The Structure of DNA

The discovery of DNA structure by Watson and Crick would not have happened without data from Franklin and Chargaff
DNA Molecule. Getty/Pasieka

It was not always known that deoxyribonucleic acid (DNA) was the genetic material for all living things. In fact, this is a fairly recent discovery in the history of science. It was not until the mid-1900s that enough about DNA was known to build its structure.

DNA is the Genetic Material

Before it was proven that DNA was the material responsible for genetic inheritance, it was thought that proteins may have controlled the genetics of living things since there were so many different expressed traits.

DNA is a very simple molecule in its structure, so how could something so simple be responsible for so many differences in life on Earth? It was only logical to conclude that it were the numerous proteins that controlled genetics.

In 1952, Alfred Hershey and Martha Chase conducted a series of experiments that finally proved that it was DNA and not proteins that controlled inheritance of traits. The experiment used DNA with radioactively labeled phosphorus and proteins with radioactively labeled sulfur. A bacteriophage was used to infect regular bacteria and through the process of transformation incorporate its genetic material into the bacteria. The phosphorus tracer was found in the transformed bacteria, but there was no sulfur tracer found. Therefore, it was concluded that DNA had to be the genetic material, and not proteins.

Finding the Structure of DNA

Once DNA was proven to be the genetic material, the race was on to be the first to figure out its structure.

Even though DNA had been known to exist since the mid-1800s, it was not extensively researched because of its relatively simplicity. However, once Hershey and Chase published the results of their experiments, scientists across the globe turned their attention to figuring out more about the mysterious simple molecule that could create so much diversity in life on Earth.

A scientist named Erwin Chargaff was the first to figure out the rules of nitrogen base pairing that helped lead to the discovery of the double helix structure. DNA has a total of four, and only four, nitrogen bases. These four bases are named Adenine (A), Cytosine (C), Guanine (G), and Thymine (T). The structure of Adenine and Guanine are similar in that they both have two rings of carbons. These were designated as purines. Likewise, Thymine and Cytosine are alike in that they have only one ring of carbon. These bases were called pyrimidines.

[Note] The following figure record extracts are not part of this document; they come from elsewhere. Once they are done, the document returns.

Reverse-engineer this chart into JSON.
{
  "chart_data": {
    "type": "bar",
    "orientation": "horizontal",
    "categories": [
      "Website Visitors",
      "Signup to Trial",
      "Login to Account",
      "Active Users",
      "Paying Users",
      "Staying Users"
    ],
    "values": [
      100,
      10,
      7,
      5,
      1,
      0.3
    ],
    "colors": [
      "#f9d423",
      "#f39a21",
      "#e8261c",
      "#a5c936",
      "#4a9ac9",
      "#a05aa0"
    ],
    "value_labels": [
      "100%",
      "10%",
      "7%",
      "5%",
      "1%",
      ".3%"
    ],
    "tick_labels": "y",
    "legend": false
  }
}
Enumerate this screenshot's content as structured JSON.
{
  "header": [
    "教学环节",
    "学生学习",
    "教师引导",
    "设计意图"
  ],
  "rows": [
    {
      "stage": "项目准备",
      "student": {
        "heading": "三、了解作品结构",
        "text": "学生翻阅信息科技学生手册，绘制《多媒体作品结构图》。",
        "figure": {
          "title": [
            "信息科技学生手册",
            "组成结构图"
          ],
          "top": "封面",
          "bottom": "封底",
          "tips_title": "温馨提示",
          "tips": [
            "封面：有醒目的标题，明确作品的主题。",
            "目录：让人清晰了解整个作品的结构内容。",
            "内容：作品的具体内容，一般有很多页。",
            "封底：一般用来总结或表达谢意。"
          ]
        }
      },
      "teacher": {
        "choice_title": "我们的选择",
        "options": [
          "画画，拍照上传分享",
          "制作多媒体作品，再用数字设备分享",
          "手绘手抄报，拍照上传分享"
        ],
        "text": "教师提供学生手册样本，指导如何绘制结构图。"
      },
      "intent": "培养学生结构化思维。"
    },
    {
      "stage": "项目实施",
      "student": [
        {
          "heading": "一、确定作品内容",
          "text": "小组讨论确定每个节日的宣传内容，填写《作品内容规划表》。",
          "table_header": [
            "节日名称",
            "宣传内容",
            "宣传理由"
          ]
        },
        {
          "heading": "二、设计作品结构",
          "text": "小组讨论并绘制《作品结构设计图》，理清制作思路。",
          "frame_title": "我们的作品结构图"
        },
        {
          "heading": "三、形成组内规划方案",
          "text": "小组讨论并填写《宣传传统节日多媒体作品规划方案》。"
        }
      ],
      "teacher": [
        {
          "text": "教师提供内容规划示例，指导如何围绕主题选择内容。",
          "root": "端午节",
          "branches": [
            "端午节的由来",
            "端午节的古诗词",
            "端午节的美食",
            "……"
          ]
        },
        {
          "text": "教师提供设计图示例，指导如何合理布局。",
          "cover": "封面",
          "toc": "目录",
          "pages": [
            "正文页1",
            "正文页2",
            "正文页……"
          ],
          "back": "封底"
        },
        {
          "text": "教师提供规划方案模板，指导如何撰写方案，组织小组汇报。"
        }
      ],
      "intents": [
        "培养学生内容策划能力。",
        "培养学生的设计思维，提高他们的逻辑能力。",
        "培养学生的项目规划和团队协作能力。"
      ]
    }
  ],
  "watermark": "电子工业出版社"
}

Through some biochemical analyses of the DNA molecule, Chargaff determined that Adenine was present at nearly the same percentages as Thymine. He also noticed that the percentage of Guanine was extremely similar to the percentage of Cytosine. From this data, he created what would become known as the base pairing rules. A = T and C = G. He also noted that the percentages of each of the nitrogen bases differed from species to species. This explained how there could be so much diversity in life on Earth even though the DNA molecule was so simple.

James Watson and Francis Crick took particular interest in Chargaff's findings. Watson and Crick were pursuing the structure of DNA and this helped unlock the mystery of how the molecule was shaped.

Up until this point, it was thought that DNA was a single strand of the nitrogen bases. Watson and Crick interpreted Chargaff's rules to mean that instead of DNA being single stranded, it was actually double stranded.

Watson and Crick first proposed that DNA was shaped much like a ladder. The backbone of the DNA was the five carbon sugar called deoxyribose. This would make up the sides of the ladder. They also knew there were phosphate groups coming off of the backbone. The "rungs" of the ladder, they hypothesized, were made up of pairs of the nitrogen bases, either a rung composed of Adenine and Thymine or Cytosine and Guanine. It was very important that the DNA matched up one pyrimidine with one purine to keep the distance between the deoxyribose backbones constant at a total of three carbon rings between them.

However, the discovery of the structure of DNA did not end there. Watson and Crick collaborated with Rosalind Franklin who had been taking X-ray photographs of DNA molecules. Her pictures showed a sort of spiral shape to the molecule. Watson and Crick amended their model to be a sort of "twisted" ladder or even spiral staircase. This came to be known as the DNA double helix.